“THE HANDMAIDEN” My rating: B+
145 minutes | No MPAA rating
Profoundly disturbing, shockingly kinky and filled with “Sting”-worthy plot twists, “The Handmaiden” is a seductive/repellant tale of debauchery, betrayal and sadism.
In other words, a good time at the movies.
Those familiar with the work of Korean auteur Chan-wook Park (“Oldboy,” “Lady Vengeance”) know he’s got no problem shocking his audience. With “The Handmaiden” he metaphorically throws us up against an electrified fence.
Adapting Welsh author Sarah Waters’ 2002 novel Fingersmith, Park has moved the action from Victorian England to the 1930s and Japanese-occupied Korea.The story is told in three parts, each one concentrating on a different character’s point of view.
Our tale begins in a literal den of thieves. Sook-hee (Kim Tae-ri) is a young woman working for a gang of criminals. Though illiterate, she’s ambitious and dreams of great wealth. So she’s instantly on board when one of her colleagues (Jung-woo Ha) recruits her for his plan to infiltrate an upper-class home and make off with a king’s ransom.
It seems there’s a perverted old Korean widower, Kouzuki (Jin-woong Jo), who is planning to wed Hideko (Min-hee Kim), his Japanese ward and niece-by-marriage. A collector of rare pornography, Kouzuki has little money of his own and cannot wait to get his hands on Hideko’s fortune. This won’t be difficult because the girl is an emotional and mental wreck.

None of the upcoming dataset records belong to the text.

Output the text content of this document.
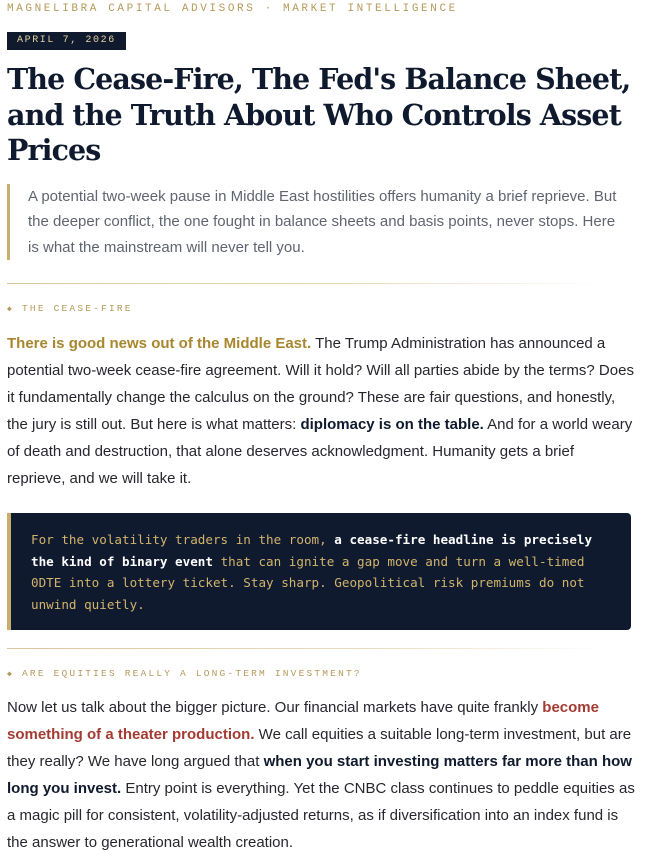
MAGNELIBRA CAPITAL ADVISORS · MARKET INTELLIGENCE
APRIL 7, 2026
The Cease-Fire, The Fed's Balance Sheet, and the Truth About Who Controls Asset Prices

A potential two-week pause in Middle East hostilities offers humanity a brief reprieve. But the deeper conflict, the one fought in balance sheets and basis points, never stops. Here is what the mainstream will never tell you.

◆ THE CEASE-FIRE

There is good news out of the Middle East. The Trump Administration has announced a potential two-week cease-fire agreement. Will it hold? Will all parties abide by the terms? Does it fundamentally change the calculus on the ground? These are fair questions, and honestly, the jury is still out. But here is what matters: diplomacy is on the table. And for a world weary of death and destruction, that alone deserves acknowledgment. Humanity gets a brief reprieve, and we will take it.

For the volatility traders in the room, a cease-fire headline is precisely the kind of binary event that can ignite a gap move and turn a well-timed 0DTE into a lottery ticket. Stay sharp. Geopolitical risk premiums do not unwind quietly.
◆ ARE EQUITIES REALLY A LONG-TERM INVESTMENT?

Now let us talk about the bigger picture. Our financial markets have quite frankly become something of a theater production. We call equities a suitable long-term investment, but are they really? We have long argued that when you start investing matters far more than how long you invest. Entry point is everything. Yet the CNBC class continues to peddle equities as a magic pill for consistent, volatility-adjusted returns, as if diversification into an index fund is the answer to generational wealth creation.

But he has competition. Sook-Hee will take a job as the young lady’s handmaiden, working behind the scenes as her colleague, posing as the Japanese nobleman Count Fujiwara, seduces Hideko and elopes with her. Then the unstable girl will be committed to a madhouse and the crooks will divide up her inheritance, which now will be controlled by her betraying new spouse.
Part I follows Sook-Hee as she enters the household — a vast estate dominated by a mansion that is half traditional Japanese home, half Victorian castle. Over time she befriends her new mistress and starts to feel sorry for the emotionally-tormented Hideko. While during the day the Count woos the young woman under the guise of giving art lessons, at night Sook-Hee becomes the girl’s lover.

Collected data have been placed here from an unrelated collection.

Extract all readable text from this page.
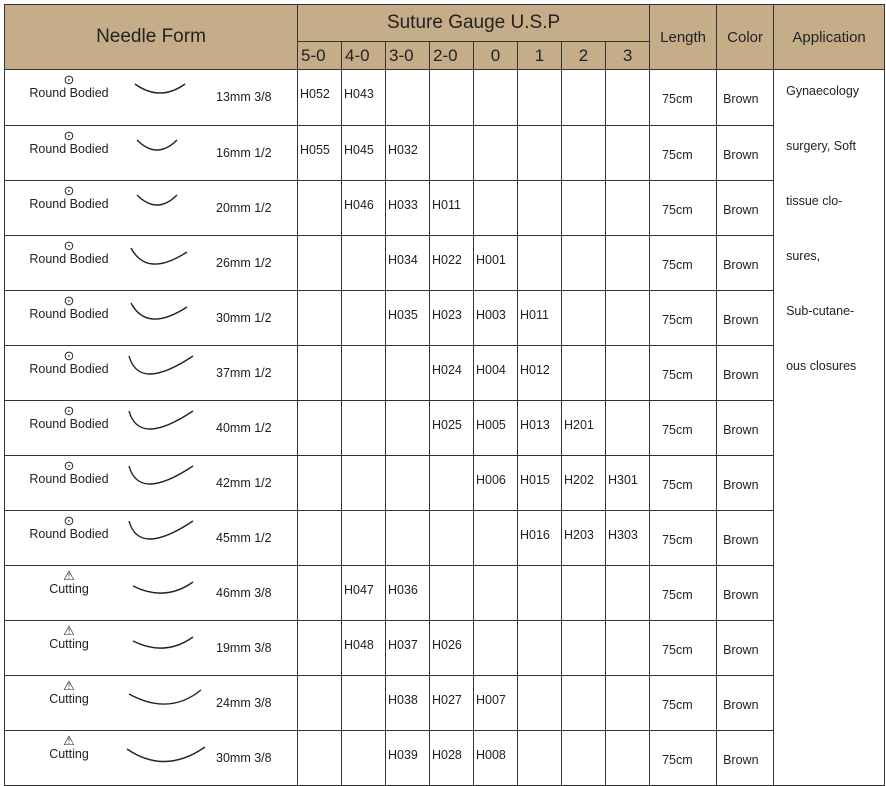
Needle Form	Suture Gauge U.S.P								Length	Color	Application
	5-0	4-0	3-0	2-0	0	1	2	3			

⊙
Round Bodied 13mm 3/8	H052	H043							75cm	Brown	Gynaecology

⊙
Round Bodied 16mm 1/2	H055	H045	H032						75cm	Brown	surgery, Soft

⊙
Round Bodied 20mm 1/2		H046	H033	H011					75cm	Brown	tissue clo-

⊙
Round Bodied 26mm 1/2			H034	H022	H001				75cm	Brown	sures,

⊙
Round Bodied 30mm 1/2			H035	H023	H003	H011			75cm	Brown	Sub-cutane-

⊙
Round Bodied 37mm 1/2				H024	H004	H012			75cm	Brown	ous closures

⊙
Round Bodied 40mm 1/2				H025	H005	H013	H201		75cm	Brown	

⊙
Round Bodied 42mm 1/2					H006	H015	H202	H301	75cm	Brown	

⊙
Round Bodied 45mm 1/2						H016	H203	H303	75cm	Brown	

⚠
Cutting 46mm 3/8		H047	H036						75cm	Brown	

⚠
Cutting 19mm 3/8		H048	H037	H026					75cm	Brown	

⚠
Cutting 24mm 3/8			H038	H027	H007				75cm	Brown	

⚠
Cutting 30mm 3/8			H039	H028	H008				75cm	Brown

Big question: When the time comes, will she be able to put aside her romantic inclinations and condemn Hideko to a life of insanity?
Part II basically tells the same story from Hideko’s point of view…suggesting that it is she who is playing her conniving handmaiden. In this retelling she’s only posing as a weak-minded beauty. Almost from the get-go she’s aware that she’s a target.
Part III shifts much of the focus to the two men in the tale. We see Kouzuki entertaining other well-to-do reprobates by having his niece read aloud from lurid books. At one point he has her make love to a life-size wooden puppet while the “gentlemen” work up a good sweat. And late in the proceedings we are introduced to Kouzuki’s basement chamber of horrors, where he has gruesome plans for the fake Count Fujiwara.
On several occasions in “The Handmaiden” Park turns the tables on his viewers, smashing a version of the story we’ve come to accept and offering a radically different interpretation.
But even if you’re not sucked in by the Hitchcockian narrative, there’s no resisting the glorious weirdness that Park evokes here. The film is by turns erotic and gruesome, suspenseful and romantic, perverse and profound.
There are all sorts of themes percolating here, not the least of which the delicate relations between Koreans and their Japanese masters, relations marked by subtle racism and exploitation.
And it’s been captured with a visual sense so tactile, so seductive that we’re mesmerized by even the most horrid revelations.
Ugliness has rarely been so beautiful.